追う船も、追われる船も、おなじ天候の支配を受けて、ただ追い、ただ追われているのみだった。
 先の船には弥生。
 あとの船には栄三郎。
 どんな思いで、たがいの帆を望み、綱のうなりを聞き、鴎《かもめ》のむれを見たことであろう。
 昼は、雲の峰。
 夜は月のしずく。
 そうして。
 八幡の宿。
 王井《おうい》。
 畦戸《あぜと》の浜。
 大貫。佐貫の村々。
 富田岬をかわして、安房《あわ》の勝山、走水《はしりみず》。
 観音崎から、那古、舟形《ふながた》。
 三崎……城ヶ島。
 このあたりのたびたびの通り雨、両船にて、茶碗、盥《たらい》等、あらゆる凹器を持ち出し、あま水を受く。飲料なり。
 それより北条の町の灯。
 九重《ここのえ》安信神社の杉森。
 野島崎。しらはま。和田の浦。江見。安房《あわ》鴨川。東浪見――。
 そと海に出て、九十九里浜。
 松尾。千潟《ちがた》。外川《とがわ》。
 屏風《びょうぶ》ヶ浦より犬吠《いぬぼう》。
 飯沼観音のながめ。
 大利根を左、海鹿《あじか》島を右に、鹿島灘《かしまなだ》へ出て銚子、矢田部。
 北上して――。
 大洗から磯浜、平磯、磯崎……磯前《いそざき》[#「磯前」は底本では「礎前」]神社あり。
 つぎに阿漕《あこぎ》、松川磯の小木津。
 関本。勿来《なこそ》。小名浜。江名。草野。四ツ倉。竜田。夜の森。浪江。
 このへんより松川浦にかかって小高、原の町、日立木の漁村つづき。
 仙台湾。
 名にし負う塩釜《しおがま》神社に近く、右手の沖は、鮎川のながれを受ける金華山《きんかざん》。
 怒濤《どとう》……。
 江戸を出て九日目の夕ぐれだった。
 午すぎからあやぶまれていた空模様は、夜とともに大粒な雨をおとして、それに風さえくわわり、二つの船は見るみる金華山沖へ流れていったが!
 やがて。
 真夜中ごろであろうか、一大音響をたてて船が衝突すると、あらしをついて栄三郎、泰軒が、左膳の船中へ乗り入り、まもなく月輪の三士をことごとく斬りふせたとき! かなわぬと見た左膳。

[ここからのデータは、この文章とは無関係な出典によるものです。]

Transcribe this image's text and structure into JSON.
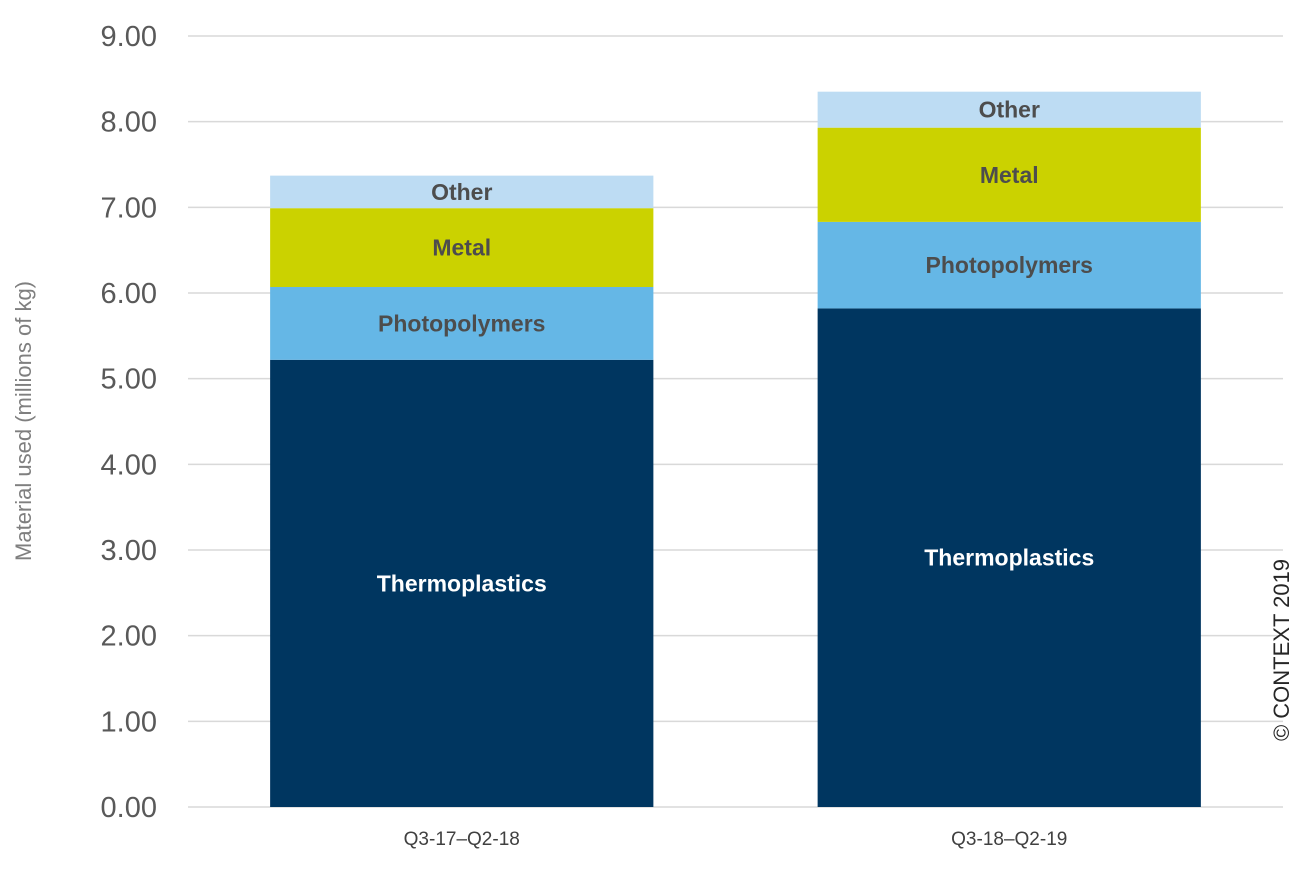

 ただちに手にした夜泣きの大小を海中へ投じたが、すかさず! 栄三郎が水へもぐって、沈まんとして流れてきた二刀を拾い上げ、船へ泳ぎ戻った。
 そして!
 その二剣を、船中に倒れていた弥生の手に握らせた時、ニッコリした弥生は、それを改めて栄三郎へ返してただひとこと。